Last night our Bible study small group from church met in our home. Paula and I appreciate this opportunity because as you may know, I am home bound due to secondary-progressive Multiple Sclerosis. As a matter of fact, the 9 other participants met in our bedroom so I could participate.
We started a series that our church is calling “grace-ism”. Our first lesson began with glorifying our Father in Heaven for His gift of undeserved, unmerited, and unearned grace. For giving to us what we do not deserve. We basked in the glory and goodness of God. We rejoiced in His enduring kindness and in His unchanging love for us. For giving to us what we do not deserve. Grace in full measure. For His grace that reigns unto and throughout all eternity.
The primary goal and thrust of this series is to grow in our practical knowledge of the grace of God as it relates to relationships. Grace that will transform the way we live and Christ-centered grace that reaches out to others. A study to develop within each of us a heart attitude that is so Christ-centered it will display and exalt His amazing grace.
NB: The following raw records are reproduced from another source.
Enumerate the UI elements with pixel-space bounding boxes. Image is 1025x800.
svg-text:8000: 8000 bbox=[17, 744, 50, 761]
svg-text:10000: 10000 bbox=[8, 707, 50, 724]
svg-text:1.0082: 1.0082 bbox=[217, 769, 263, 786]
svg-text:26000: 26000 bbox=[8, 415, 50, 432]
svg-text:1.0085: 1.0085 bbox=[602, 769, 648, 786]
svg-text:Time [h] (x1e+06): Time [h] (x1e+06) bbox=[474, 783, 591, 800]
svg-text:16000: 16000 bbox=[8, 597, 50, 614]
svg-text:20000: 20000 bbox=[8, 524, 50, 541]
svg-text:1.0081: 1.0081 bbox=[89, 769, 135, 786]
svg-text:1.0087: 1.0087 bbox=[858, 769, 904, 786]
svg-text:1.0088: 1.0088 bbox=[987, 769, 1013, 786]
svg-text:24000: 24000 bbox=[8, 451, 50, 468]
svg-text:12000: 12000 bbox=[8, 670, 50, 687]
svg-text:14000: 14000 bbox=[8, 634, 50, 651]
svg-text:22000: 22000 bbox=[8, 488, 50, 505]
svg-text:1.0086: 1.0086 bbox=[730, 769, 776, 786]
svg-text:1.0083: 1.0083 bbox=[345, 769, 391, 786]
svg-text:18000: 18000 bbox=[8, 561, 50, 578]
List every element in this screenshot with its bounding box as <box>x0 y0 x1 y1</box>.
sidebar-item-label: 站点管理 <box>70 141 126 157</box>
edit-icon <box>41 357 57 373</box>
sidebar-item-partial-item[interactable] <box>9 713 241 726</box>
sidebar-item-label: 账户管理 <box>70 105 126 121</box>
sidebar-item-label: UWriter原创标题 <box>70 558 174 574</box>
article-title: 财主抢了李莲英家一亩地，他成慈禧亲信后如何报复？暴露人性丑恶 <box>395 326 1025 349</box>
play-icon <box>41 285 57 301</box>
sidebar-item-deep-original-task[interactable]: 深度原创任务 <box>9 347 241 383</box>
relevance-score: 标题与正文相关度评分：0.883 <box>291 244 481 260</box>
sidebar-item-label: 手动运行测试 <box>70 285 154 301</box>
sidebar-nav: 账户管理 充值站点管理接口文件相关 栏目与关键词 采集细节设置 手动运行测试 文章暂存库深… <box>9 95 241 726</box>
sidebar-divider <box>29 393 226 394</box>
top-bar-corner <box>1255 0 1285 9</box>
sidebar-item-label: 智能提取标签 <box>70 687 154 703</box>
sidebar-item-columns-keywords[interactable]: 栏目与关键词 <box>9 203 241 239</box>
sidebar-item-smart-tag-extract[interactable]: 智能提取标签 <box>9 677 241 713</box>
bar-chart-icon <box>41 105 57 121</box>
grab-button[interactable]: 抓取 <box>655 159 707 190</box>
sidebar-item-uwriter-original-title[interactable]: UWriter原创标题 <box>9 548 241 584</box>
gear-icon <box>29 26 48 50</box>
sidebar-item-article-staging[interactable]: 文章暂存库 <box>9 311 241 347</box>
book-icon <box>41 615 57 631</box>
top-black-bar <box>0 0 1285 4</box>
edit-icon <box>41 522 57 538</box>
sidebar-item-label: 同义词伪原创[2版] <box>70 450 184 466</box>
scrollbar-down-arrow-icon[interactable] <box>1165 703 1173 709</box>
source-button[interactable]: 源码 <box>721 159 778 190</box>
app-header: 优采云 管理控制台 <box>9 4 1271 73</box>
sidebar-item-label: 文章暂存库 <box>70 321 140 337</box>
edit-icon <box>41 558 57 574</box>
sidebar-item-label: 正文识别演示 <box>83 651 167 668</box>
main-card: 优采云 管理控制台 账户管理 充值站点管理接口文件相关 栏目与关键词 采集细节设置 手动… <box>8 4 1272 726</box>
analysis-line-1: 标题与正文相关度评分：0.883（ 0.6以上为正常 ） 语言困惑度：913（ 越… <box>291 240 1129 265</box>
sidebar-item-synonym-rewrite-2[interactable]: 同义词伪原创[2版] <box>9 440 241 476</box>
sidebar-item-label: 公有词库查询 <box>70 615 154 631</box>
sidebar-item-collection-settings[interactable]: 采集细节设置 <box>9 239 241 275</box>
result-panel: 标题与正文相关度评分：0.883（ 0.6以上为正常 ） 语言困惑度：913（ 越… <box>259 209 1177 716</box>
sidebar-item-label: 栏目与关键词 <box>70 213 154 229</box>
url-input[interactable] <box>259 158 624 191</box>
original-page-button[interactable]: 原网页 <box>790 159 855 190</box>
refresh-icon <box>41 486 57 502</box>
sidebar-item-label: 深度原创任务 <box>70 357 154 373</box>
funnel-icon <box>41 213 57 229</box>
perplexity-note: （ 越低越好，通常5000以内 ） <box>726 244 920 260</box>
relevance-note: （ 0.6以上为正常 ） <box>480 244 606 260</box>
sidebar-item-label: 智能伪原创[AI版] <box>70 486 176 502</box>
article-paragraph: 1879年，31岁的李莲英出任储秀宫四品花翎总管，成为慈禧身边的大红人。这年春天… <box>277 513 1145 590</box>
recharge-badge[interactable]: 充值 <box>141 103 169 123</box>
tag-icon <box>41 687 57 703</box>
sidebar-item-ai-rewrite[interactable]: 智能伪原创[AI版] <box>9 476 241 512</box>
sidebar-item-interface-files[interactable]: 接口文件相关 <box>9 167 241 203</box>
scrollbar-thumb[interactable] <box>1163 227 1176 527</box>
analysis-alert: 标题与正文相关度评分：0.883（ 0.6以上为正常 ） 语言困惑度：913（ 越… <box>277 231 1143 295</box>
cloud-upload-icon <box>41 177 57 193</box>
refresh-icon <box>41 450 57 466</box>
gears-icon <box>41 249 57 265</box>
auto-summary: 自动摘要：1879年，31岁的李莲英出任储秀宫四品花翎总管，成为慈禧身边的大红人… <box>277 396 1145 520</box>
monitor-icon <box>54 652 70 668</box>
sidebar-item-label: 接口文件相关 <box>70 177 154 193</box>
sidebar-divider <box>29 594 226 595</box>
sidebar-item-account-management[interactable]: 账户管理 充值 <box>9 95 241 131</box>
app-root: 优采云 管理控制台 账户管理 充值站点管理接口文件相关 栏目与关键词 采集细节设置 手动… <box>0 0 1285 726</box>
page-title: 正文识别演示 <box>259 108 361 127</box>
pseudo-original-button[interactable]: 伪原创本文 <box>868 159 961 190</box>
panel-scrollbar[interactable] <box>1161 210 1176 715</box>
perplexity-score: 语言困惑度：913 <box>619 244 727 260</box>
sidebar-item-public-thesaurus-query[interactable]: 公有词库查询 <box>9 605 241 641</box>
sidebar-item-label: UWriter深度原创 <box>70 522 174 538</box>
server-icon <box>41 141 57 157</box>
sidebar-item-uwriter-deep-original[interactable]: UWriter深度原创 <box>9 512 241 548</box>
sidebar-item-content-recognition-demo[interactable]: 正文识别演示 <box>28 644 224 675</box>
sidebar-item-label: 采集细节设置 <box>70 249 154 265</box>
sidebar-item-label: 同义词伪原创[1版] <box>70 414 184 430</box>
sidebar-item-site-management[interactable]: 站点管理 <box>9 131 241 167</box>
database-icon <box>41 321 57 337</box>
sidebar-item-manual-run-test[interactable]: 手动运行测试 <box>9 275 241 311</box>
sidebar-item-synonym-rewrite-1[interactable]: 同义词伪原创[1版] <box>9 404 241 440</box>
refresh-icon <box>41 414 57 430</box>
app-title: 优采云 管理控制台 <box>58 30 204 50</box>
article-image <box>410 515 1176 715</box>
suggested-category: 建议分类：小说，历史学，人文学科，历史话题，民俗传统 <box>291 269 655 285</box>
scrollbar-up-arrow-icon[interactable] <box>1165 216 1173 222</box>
I thought on this great truth of grace and discussed it with my wife. Does the Bible teach us to be grace givers? If so, which verse? God may take you to another verse that answers this question better but this one came to my mind.
John 13:34-35 says, “A new commandment I give unto you, That you love one another; as I have loved you, that you also love one another. By this shall all men know that you are my disciples, if you have love one to another.”
How did God love us? Did He set before us a divine-to-do list that required completion before He would pour His love upon us? You know the answer, right?
“But God commendeth his love toward us, in that, while we were yet sinners, Christ died for us” (Romans 5:8).
Grace is all over this. God’s amazing grace is connected to and demonstrated by His amazing love. Apart from God’s full measure of grace and apart from His undeserved love, we all know full well what we would be—condemned, rejected, and judged. But instead we are forgiven, accepted, and justified!
How did Jesus love us? Think about this. Think about how Jesus knows all about us and yet loves us. That’s grace, beloved. Giving to us what we do not deserve and cannot earn. Now, Jesus commands us to love one another as He has loved us. Do you suppose when we love one another as He has loved us we will give grace to each other? He did!